# Importing Data from Excel

$\textbf{by Ahmed Pirzada, University of Bristol}$

$\textbf{aj.pirzada@bristol.ac.uk}$

$\textbf{27th October 2025}$

## Learning Objectives

- Import `pandas` for tabular data work.
- Read GDP data from Excel into a DataFrame.
- Create new variables (GDP per capita, labour productivity, participation rate).
- Analyse with correlations and grouped summaries by region.
- Index by 'country' and select specific entries.
- Filter rows with conditions using `query`.
- Visualise relationships with a scatter plot.

## 1. IMPORT Library

You will import `pandas` to load and transform data.

In [None]:
# Import Pandas for tabular data work.
import pandas as pd

: 

## 2. IMPORT DATA from Excel

You will read an Excel sheet into a DataFrame and preview it with `head()`.

In [None]:
# Only run this cell if running in Google Colab (upload the excel file: gdpdata.xlsx)
from google.colab import files
uploaded = files.upload()

In [None]:
# Read GDP data from Excel into a DataFrame.
df_gdp = pd.read_excel('gdpdata.xlsx', sheet_name='Sheet1')

In [None]:
# Preview the first few rows.
df_gdp.head()

## 3. CREATE New Variables

You will create derived columns:
- gdppc = real GDP / population.
- lab_prod = real GDP / employment.
- participation_rate = employment/population (%).

$\textbf{To-do:}$ Create new variables

In [None]:
# Create GDP per capita variable.


In [None]:
# Create labour productivity variable.


In [None]:
# Create participation rate (%) variable.


---

## 4. Analyse

You will compute:
- Correlations among new variables.
- Grouped summaries by region using `groupby` and `agg`.
- Set 'country' as the index and select a specific country with loc.

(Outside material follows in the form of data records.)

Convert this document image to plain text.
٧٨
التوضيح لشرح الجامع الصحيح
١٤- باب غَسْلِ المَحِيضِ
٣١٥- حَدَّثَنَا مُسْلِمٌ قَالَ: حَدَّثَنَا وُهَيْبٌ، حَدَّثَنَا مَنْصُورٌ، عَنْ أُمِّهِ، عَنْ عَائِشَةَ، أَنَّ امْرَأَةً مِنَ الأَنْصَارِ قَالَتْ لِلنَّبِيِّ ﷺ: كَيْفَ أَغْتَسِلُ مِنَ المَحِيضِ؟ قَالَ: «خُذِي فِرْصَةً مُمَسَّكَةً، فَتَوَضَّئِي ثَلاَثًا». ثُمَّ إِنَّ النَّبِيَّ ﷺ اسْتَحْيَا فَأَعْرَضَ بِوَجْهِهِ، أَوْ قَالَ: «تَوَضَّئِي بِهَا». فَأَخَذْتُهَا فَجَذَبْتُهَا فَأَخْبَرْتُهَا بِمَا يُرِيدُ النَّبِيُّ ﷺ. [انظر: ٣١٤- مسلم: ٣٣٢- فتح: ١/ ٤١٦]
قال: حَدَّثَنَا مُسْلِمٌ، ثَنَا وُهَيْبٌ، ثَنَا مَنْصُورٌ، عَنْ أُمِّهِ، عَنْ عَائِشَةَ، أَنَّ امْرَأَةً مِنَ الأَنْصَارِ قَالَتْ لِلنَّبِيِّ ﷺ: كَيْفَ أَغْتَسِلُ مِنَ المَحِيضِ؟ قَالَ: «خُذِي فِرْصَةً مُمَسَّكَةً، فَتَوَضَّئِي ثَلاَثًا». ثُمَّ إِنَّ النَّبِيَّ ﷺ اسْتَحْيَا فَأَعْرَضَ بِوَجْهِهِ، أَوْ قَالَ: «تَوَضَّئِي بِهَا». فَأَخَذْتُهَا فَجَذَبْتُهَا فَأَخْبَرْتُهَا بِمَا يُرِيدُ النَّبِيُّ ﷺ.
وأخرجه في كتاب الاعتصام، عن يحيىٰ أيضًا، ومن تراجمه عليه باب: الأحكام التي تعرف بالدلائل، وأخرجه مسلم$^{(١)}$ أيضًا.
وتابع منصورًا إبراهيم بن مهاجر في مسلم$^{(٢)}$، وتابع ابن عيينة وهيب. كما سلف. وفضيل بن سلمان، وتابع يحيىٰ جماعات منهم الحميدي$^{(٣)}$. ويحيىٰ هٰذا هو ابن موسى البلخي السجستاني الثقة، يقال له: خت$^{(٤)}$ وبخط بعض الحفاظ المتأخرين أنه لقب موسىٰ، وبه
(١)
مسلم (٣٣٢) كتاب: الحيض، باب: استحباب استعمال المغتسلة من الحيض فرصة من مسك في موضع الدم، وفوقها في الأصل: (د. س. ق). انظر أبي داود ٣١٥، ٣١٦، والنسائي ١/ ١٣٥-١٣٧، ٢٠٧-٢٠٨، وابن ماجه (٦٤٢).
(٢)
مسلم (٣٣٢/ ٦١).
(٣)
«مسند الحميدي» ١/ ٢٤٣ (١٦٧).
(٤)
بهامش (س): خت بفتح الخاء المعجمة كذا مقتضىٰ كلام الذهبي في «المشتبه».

$\textbf{To-do:}$ Analyse you dataset

In [None]:
# Compute correlation matrix among derived variables.


In [None]:
# Use groupby to calculate average values across region.


In [None]:
# Use groupby and aggregation to calculate multiple stats for participation rate


In [None]:
# Change index to country.


In [None]:
# Use .loc[] to display data for your chosen country.


---

## 5. QUERY Data

You will filter rows based on value ranges using `query()`.

$\textbf{To-do:}$ Use query select subset of data

In [None]:
# Filter rows using value conditions with query().
df_gdp.query('gdppc > 5000 and gdppc < 10000')

---

## 6. Visualisation

You will make a scatter plot to examine relationships and add a title and axis labels.

In [None]:
import matplotlib.pyplot as plt

$\textbf{To-do:}$ Plot scatter plot between two variables

In [None]:
# Scatter plot to examine relationship between variables.


---

# Student Notes: Code Explanations

This recap explains the intent of each section and how to interpret results.

1) Import library
- `pandas` provides DataFrame (table) functionality.

2) Import data from Excel
- Read the sheet into a DataFrame and preview the first rows with `head()`.
- Check column names and types; they determine later calculations.

3) Create new variables
- `gdppc` = real GDP / population (GDP per capita).
- `lab_prod` = real GDP / employment (labour productivity).
- `participation_rate` = employment / population Ã— 100.

4) Analyse
- `corr()` reveals linear relationships among variables.
- groupby('region').agg(...) summarises by region (median/mean/min/max).
- set_index('country') and loc('Pakistan') enable label-based selection.

5) Query data
- `query()` filters rows using conditions, e.g., value ranges for gdppc.

6) Visualisation
- Scatter plots show relationships between two variables; add titles/labels to explain axes.

Tips
- Re-run cells in order if variables are undefined.
- Use `df.info()` and `df.describe()` for quick structure and summary checks.
- If plots overlap or look crowded, adjust figure size or create subplots.